The final option is to use a 3rd party hosted payment page. The first example of a hosted payment system you might think of is PayPal. Also, our product Mijireh which provides hosted payment page that integrates with a bunch of different gateways. We have a new product that we’re about to launch in partnership with WooCommerce called Secure Hosted Payments which is like Mijireh 2.0 and built exclusively for WooCommerce.

The idea behind hosted payment pages is that you send your customer to an entirely different server and all the payments happen over there.

A secure hosted payment page clearly satisfies the requirement of having all the elements of the payment page originating only and directly from a PCI compliant server. Of the two options that get you down to the SAQ A, a secure hosted payment page is also the most secure and hardest to hack. Unlike the iFrame approach, it can’t be done with a snippet of JavaScript. You would first have to implement a bogus hosted payment page, implement our API to pass in the items and prices in the shopping cart, then modify server side PHP code to call the bogus API then redirect to the bogus page.

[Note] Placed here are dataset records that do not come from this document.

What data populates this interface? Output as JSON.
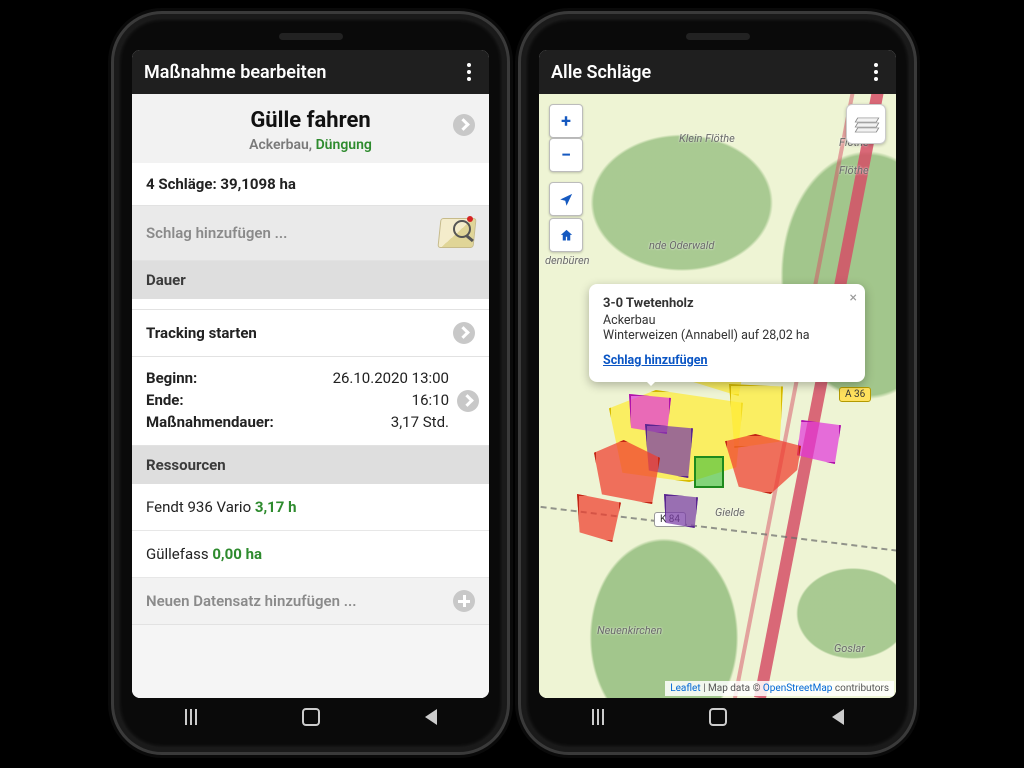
{
  "left": {
    "title_bar": "Maßnahme bearbeiten",
    "headline": "Gülle fahren",
    "category_main": "Ackerbau,",
    "category_sub": "Düngung",
    "fields_summary": "4 Schläge: 39,1098 ha",
    "add_field": "Schlag hinzufügen ...",
    "section_duration": "Dauer",
    "tracking": "Tracking starten",
    "begin_k": "Beginn:",
    "begin_v": "26.10.2020 13:00",
    "end_k": "Ende:",
    "end_v": "16:10",
    "dur_k": "Maßnahmendauer:",
    "dur_v": "3,17 Std.",
    "section_resources": "Ressourcen",
    "res1_name": "Fendt 936 Vario",
    "res1_val": "3,17 h",
    "res2_name": "Güllefass",
    "res2_val": "0,00 ha",
    "add_record": "Neuen Datensatz hinzufügen ..."
  },
  "right": {
    "title_bar": "Alle Schläge",
    "labels": {
      "klein_flothe": "Klein Flöthe",
      "flothe": "Flöthe",
      "gielde": "Gielde",
      "neuenkirchen": "Neuenkirchen",
      "goslar": "Goslar",
      "oderwald": "nde Oderwald",
      "denburen": "denbüren"
    },
    "badges": {
      "a36": "A 36",
      "k84": "K 84"
    },
    "popup": {
      "title": "3-0 Twetenholz",
      "line1": "Ackerbau",
      "line2": "Winterweizen (Annabell) auf 28,02 ha",
      "link": "Schlag hinzufügen"
    },
    "attribution": {
      "leaflet": "Leaflet",
      "sep": " | Map data © ",
      "osm": "OpenStreetMap",
      "tail": " contributors"
    }
  }
}
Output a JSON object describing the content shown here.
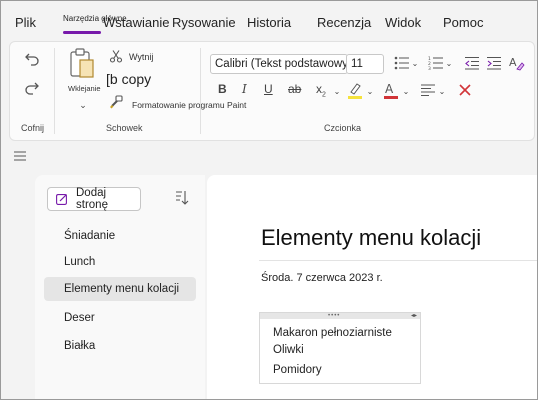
{
  "tabs": {
    "file": "Plik",
    "home_tools": "Narzędzia główne",
    "insert": "Wstawianie",
    "draw": "Rysowanie",
    "history": "Historia",
    "review": "Recenzja",
    "view": "Widok",
    "help": "Pomoc"
  },
  "ribbon": {
    "undo_group_label": "Cofnij",
    "clipboard": {
      "paste_label": "Wklejanie",
      "cut_label": "Wytnij",
      "copy_label": "[b copy",
      "format_painter_label": "Formatowanie programu Paint",
      "group_label": "Schowek"
    },
    "font": {
      "font_name": "Calibri (Tekst podstawowy)",
      "font_size": "11",
      "group_label": "Czcionka",
      "highlight_color": "#f5e23c",
      "font_color": "#d13438"
    }
  },
  "pages_pane": {
    "add_page_label": "Dodaj stronę",
    "items": [
      {
        "label": "Śniadanie"
      },
      {
        "label": "Lunch"
      },
      {
        "label": "Elementy menu kolacji",
        "active": true
      },
      {
        "label": "Deser"
      },
      {
        "label": "Białka"
      }
    ]
  },
  "note": {
    "title": "Elementy menu kolacji",
    "date": "Środa. 7 czerwca 2023 r.",
    "lines": [
      "Makaron pełnoziarniste",
      "Oliwki",
      "Pomidory"
    ]
  },
  "colors": {
    "accent": "#7719aa",
    "delete_red": "#d13438"
  }
}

Also, unlike an iFrame, which could be swapped out without making any visual changes at all to your site, you, as the store owner could look and immediately see that the hosted payment page doesn’t look like your site and isn’t hosted at the proper domain.

There are a few downsides to traditional hosted payment pages, primarily around customization. You’re on a totally different domain and the payment page looks nothing like your site at all. At best, you might be able to upload a company logo.

The main thing that sets Secure Hosted Payments apart from other hosted payment services is that you skin the secure payment page with your WordPress theme. It all happens in a single click. You get all the security benefits of a hosted payment page, including being able to use the SAQ A, without losing any of your branding.

How Cart66 Makes PCI Compliance Easy

PCI compliance, and self-assessment questionnaires can seem really complicated and be very intimidating. There are lots of technical questions that are confusing. Cart66 makes PCI compliance as easy as possible by handling all the technical details for securing the payments and e-commerce data for your online store. Other WordPress plugins might say that they help you with PCI compliance. But, as we have already discussed, installing an SSL certificate is not all it takes to be PCI compliant. You have to take into consideration how you are handling the credit card information. In particular, how you collect and transmit credit card data makes all the difference. Cart66 provides a secure hosted payment page that looks exactly like the rest of your WordPress site. In other words, Cart66 hosts one page – the payment page – for your WordPress store and that page is skinned with your own WordPress theme so it literally looks exactly like all of your other pages that you host yourself.

With Cart66 you aren’t burdened with lots of paperwork and technical PCI compliance issues. You are free to do what you love – build your business.